Las instituciones buscan medidas urgentes para los ‘pichis’ tras los últimos altercados

Una mujer ajena a la información, en una habitación del albergue municipal Cmas. /I. Aizpuru
Una mujer ajena a la información, en una habitación del albergue municipal Cmas. / I. Aizpuru

El Ayuntamiento de Vitoria medita expulsar del albergue municipal a un miembro del clan por agredir a otro usuario, mientras que Alokabide podría realojarlos «en breve»

DAVID GONZÁLEZ

La mano tendida por el Gabinete Urtaran a la familia Manzanares-Cortés, más conocidos como los ‘pichis’ y a los que cobija desde mayo en un albergue municipal, podría cerrarse bien pronto. Al menos para uno de ellos. Un menor de diecisiete años a quien efectivos de la Policía Local identificaron ayer acusado de agredir a otro inquilino del Cmas, acrónimo de Centro Municipal de Acogida Social. «No se trata de un episodio aislado», certifican fuentes policiales. Las patrullas han intervenido «en varias ocasiones» desde su «realojamiento temporal» en un módulo familiar de este complejo público, con capacidad para 67 plazas y localizado en la Avenida del Mediterráneo.

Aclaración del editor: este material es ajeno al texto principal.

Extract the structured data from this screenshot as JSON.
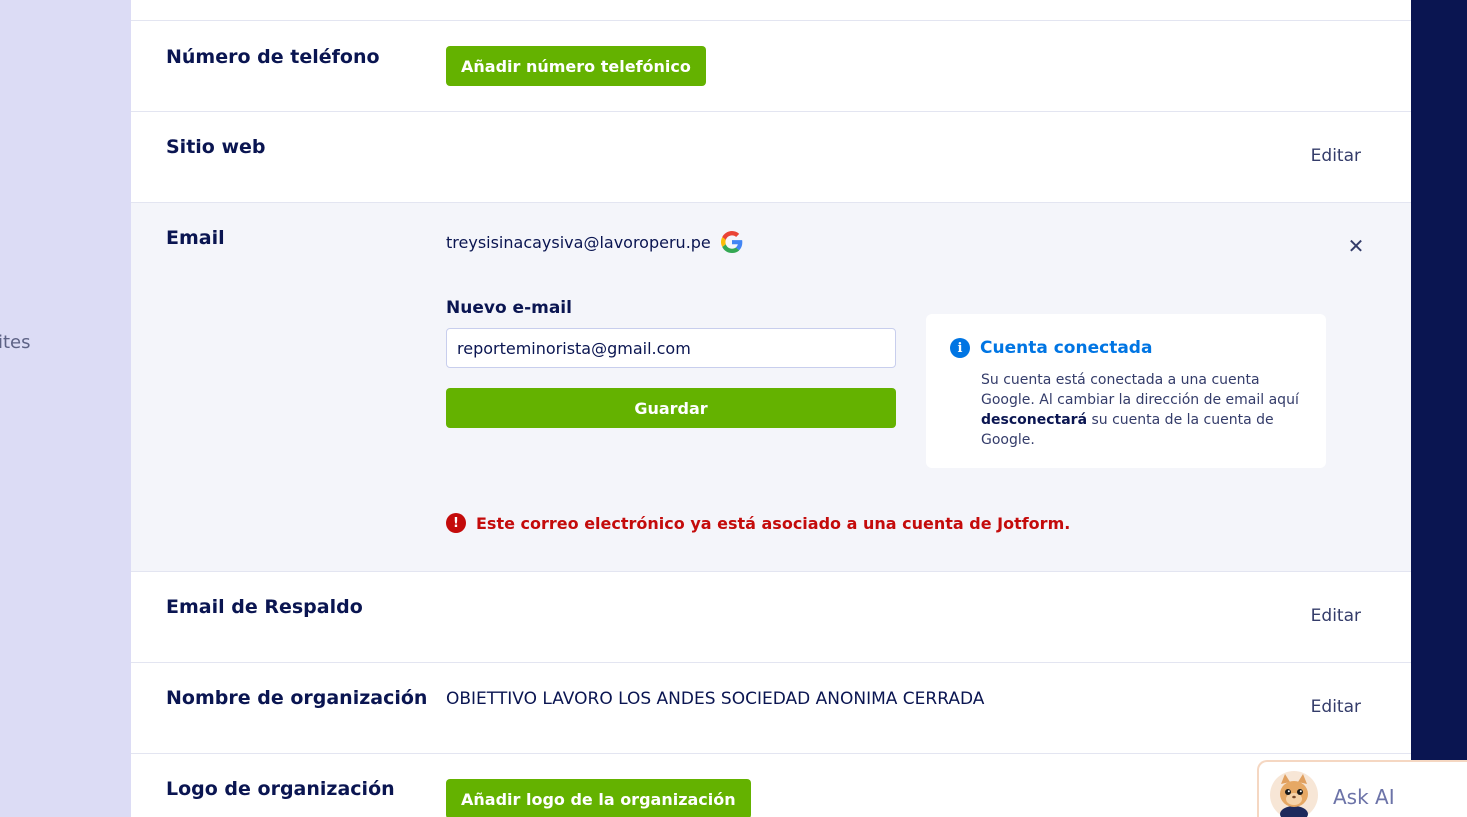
{
  "sidebar": {
    "nav_fragment": "ites"
  },
  "rows": {
    "phone": {
      "label": "Número de teléfono",
      "button": "Añadir número telefónico"
    },
    "website": {
      "label": "Sitio web",
      "edit": "Editar"
    },
    "email": {
      "label": "Email",
      "current_value": "treysisinacaysiva@lavoroperu.pe",
      "new_email_label": "Nuevo e-mail",
      "new_email_value": "reporteminorista@gmail.com",
      "save_button": "Guardar",
      "info_card": {
        "title": "Cuenta conectada",
        "text_before": "Su cuenta está conectada a una cuenta Google. Al cambiar la dirección de email aquí",
        "text_bold": "desconectará",
        "text_after": "su cuenta de la cuenta de Google."
      },
      "error": "Este correo electrónico ya está asociado a una cuenta de Jotform."
    },
    "backup_email": {
      "label": "Email de Respaldo",
      "edit": "Editar"
    },
    "org_name": {
      "label": "Nombre de organización",
      "value": "OBIETTIVO LAVORO LOS ANDES SOCIEDAD ANONIMA CERRADA",
      "edit": "Editar"
    },
    "org_logo": {
      "label": "Logo de organización",
      "button": "Añadir logo de la organización"
    }
  },
  "ask_ai": {
    "label": "Ask AI"
  },
  "icons": {
    "close": "close-icon",
    "google": "google-icon",
    "info": "info-icon",
    "error": "error-icon",
    "ask_ai_avatar": "ask-ai-avatar-icon"
  },
  "colors": {
    "primary_green": "#64b200",
    "navy": "#0a1551",
    "info_blue": "#0075e3",
    "error_red": "#c40b0b",
    "sidebar_lavender": "#dcdcf5"
  }
}
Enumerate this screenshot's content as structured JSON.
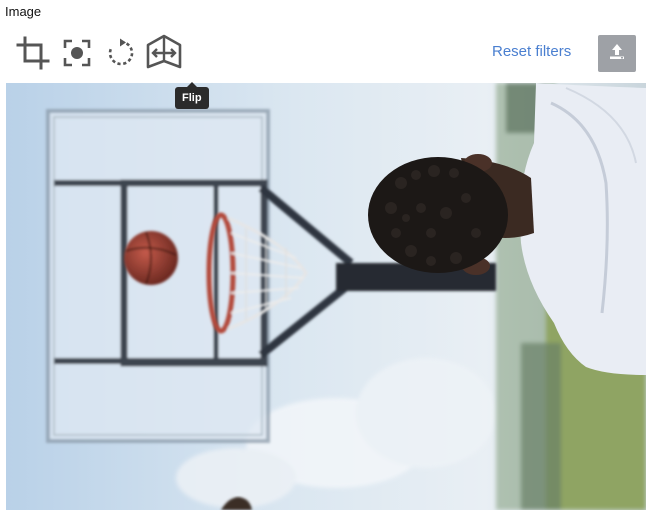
{
  "field": {
    "label": "Image"
  },
  "toolbar": {
    "tools": [
      {
        "name": "crop",
        "icon": "crop-icon"
      },
      {
        "name": "focus",
        "icon": "focus-point-icon"
      },
      {
        "name": "rotate",
        "icon": "rotate-icon"
      },
      {
        "name": "flip",
        "icon": "flip-icon"
      }
    ],
    "reset_label": "Reset filters",
    "upload_icon": "upload-icon"
  },
  "tooltip": {
    "text": "Flip"
  },
  "colors": {
    "accent_link": "#4a7fd0",
    "icon": "#555555",
    "upload_bg": "#9ea1a6",
    "tooltip_bg": "#2b2b2b"
  }
}
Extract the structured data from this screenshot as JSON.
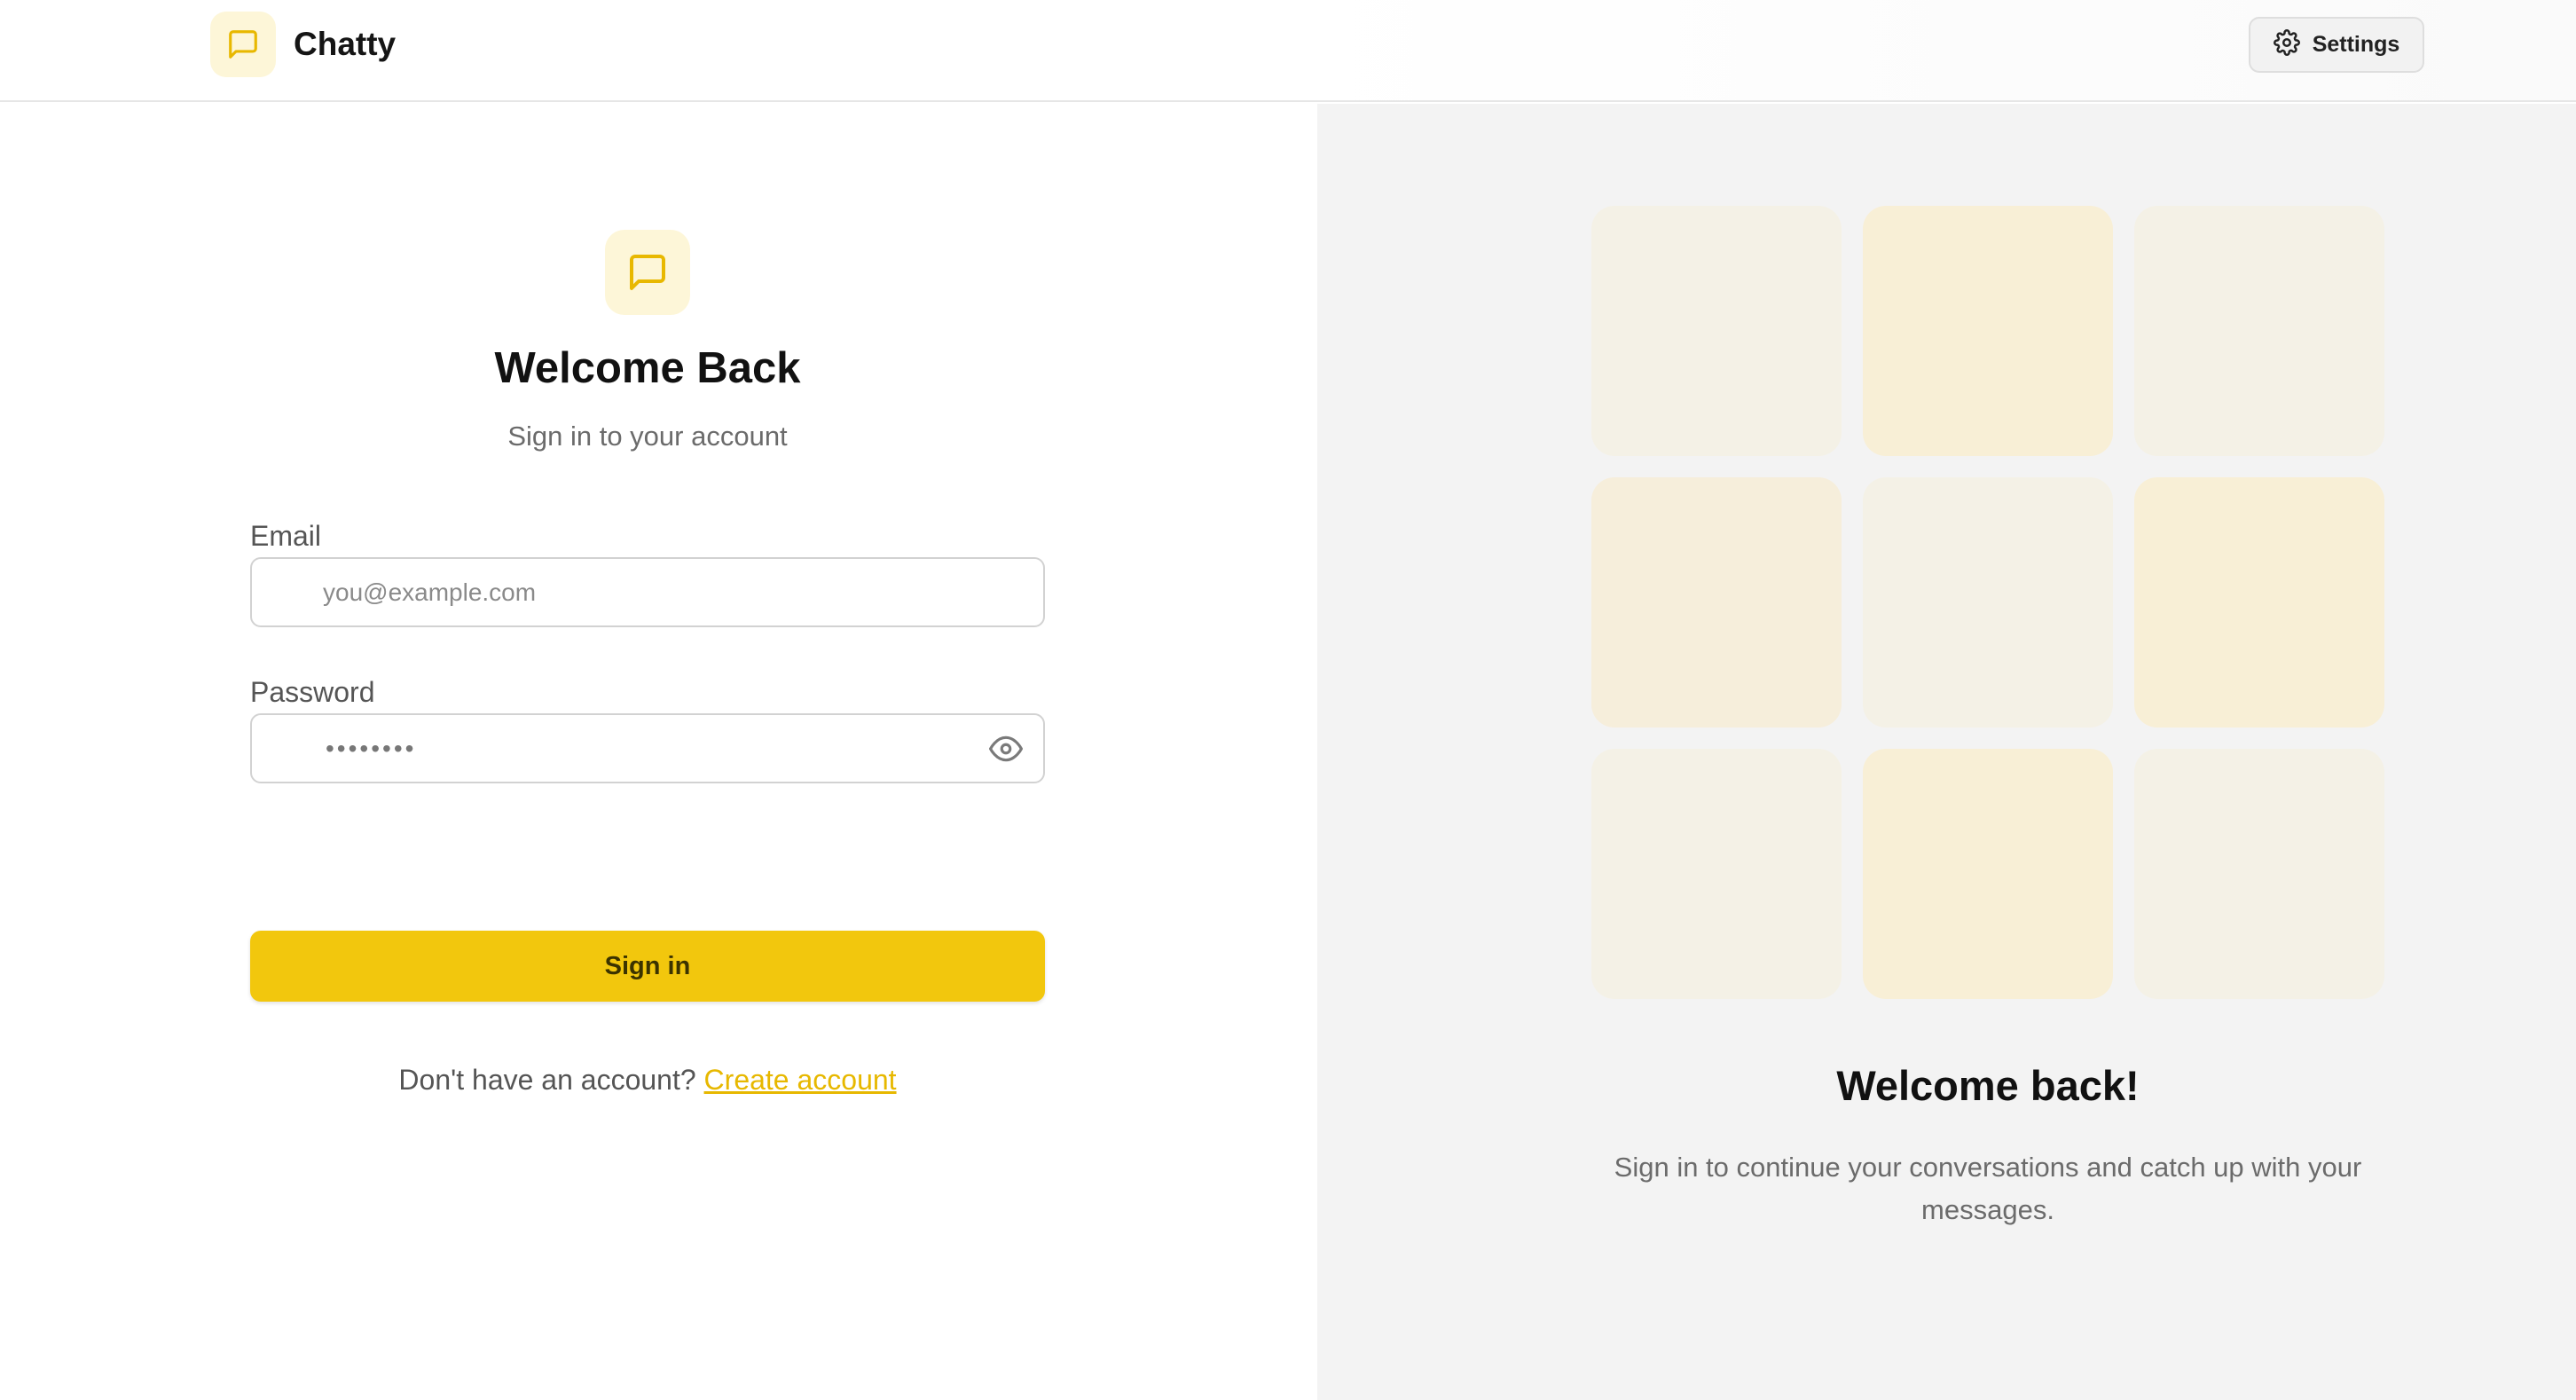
{
  "app": {
    "name": "Chatty"
  },
  "header": {
    "settings_label": "Settings"
  },
  "login": {
    "title": "Welcome Back",
    "subtitle": "Sign in to your account",
    "email_label": "Email",
    "email_placeholder": "you@example.com",
    "password_label": "Password",
    "password_value": "••••••••",
    "submit_label": "Sign in",
    "signup_prompt": "Don't have an account?",
    "signup_link": "Create account"
  },
  "promo": {
    "title": "Welcome back!",
    "description": "Sign in to continue your conversations and catch up with your messages."
  },
  "colors": {
    "accent": "#f2c70d",
    "accent_soft": "#fdf6d8",
    "link": "#e7b800",
    "tile_warm": "#f8efd6",
    "tile_light": "#f4f1e6"
  },
  "icons": {
    "brand": "message-square-icon",
    "settings": "gear-icon",
    "password_toggle": "eye-icon"
  }
}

El panorama descrito a EL CORREO por medios policiales resulta, cuando menos, preocupante. «Cada vez que vamos al albergue encontramos peor al personal del centro y a otros usuarios. Nos hablan de que estas personas» -en referencia a los ‘pichis’- «no atienden a razones, de que están imponiendo sus normas y no dudan en valerse de las amenazas para salirse con la suya», coinciden todas las fuentes consultadas, tanto de la comisaría de Aguirrelanda como de la plantilla dependiente de Políticas Sociales.

«O te unes a ellos o te tienes que ir del centro, como ha ocurrido con alguno de los otros residentes». El agredido ayer se había marchado del Cmas hace escasas fechas. Al parecer, por un desencuentro con su atacante. En la mañana de ayer acudió a recoger unos enseres. El menor «le golpeó sin mediar palabra en presencia de una trabajadora social». Hasta tres patrullas se presentaron casi de inmediato en el edificio para restituir el orden.

Según ha sabido este periódico, este altercado acarreará consecuencias para este joven. En el Departamento de Políticas Sociales ya se ha abierto ficha con la idea de aplicar el reglamento interno. La medida más severa incluiría la expulsión del albergue de este chico por su pésimo comportamiento.

A Zabalgana o a Salburua

De manera paralela, la administración local ha intensificado las gestiones para que Alokabide, la sociedad del Gobierno vasco que gestiona pisos sociales para personas con recursos limitados, les realoje. En Zabalgana o en Salburua. Ese traslado se producirá «en breve», coinciden todos los medios consultados y sabedores de la evolución de los Manzanares-Cortés.

Tres patrullas de la Guardia urbana acudieron ayer al centro de acogida para restituir el orden

El de ayer es el último incidente atribuido a esta familia, que irrumpió abruptamente en la escena vitoriana el verano de 2016 al ocupar una casa en Abetxuko. Aquello desató una respuesta casi unánime de este barrio. Luego se trasladaron a otra contigua al firmar un contrato teóricamente legal y ahora judicializado. Recibieron dos condenas menores, pasaron 24 días en el local de SOS Racismo tras una salida en falso de su hogar en la calle El Cristo y, desde mayo, viven bajo el paraguas del Ayuntamiento.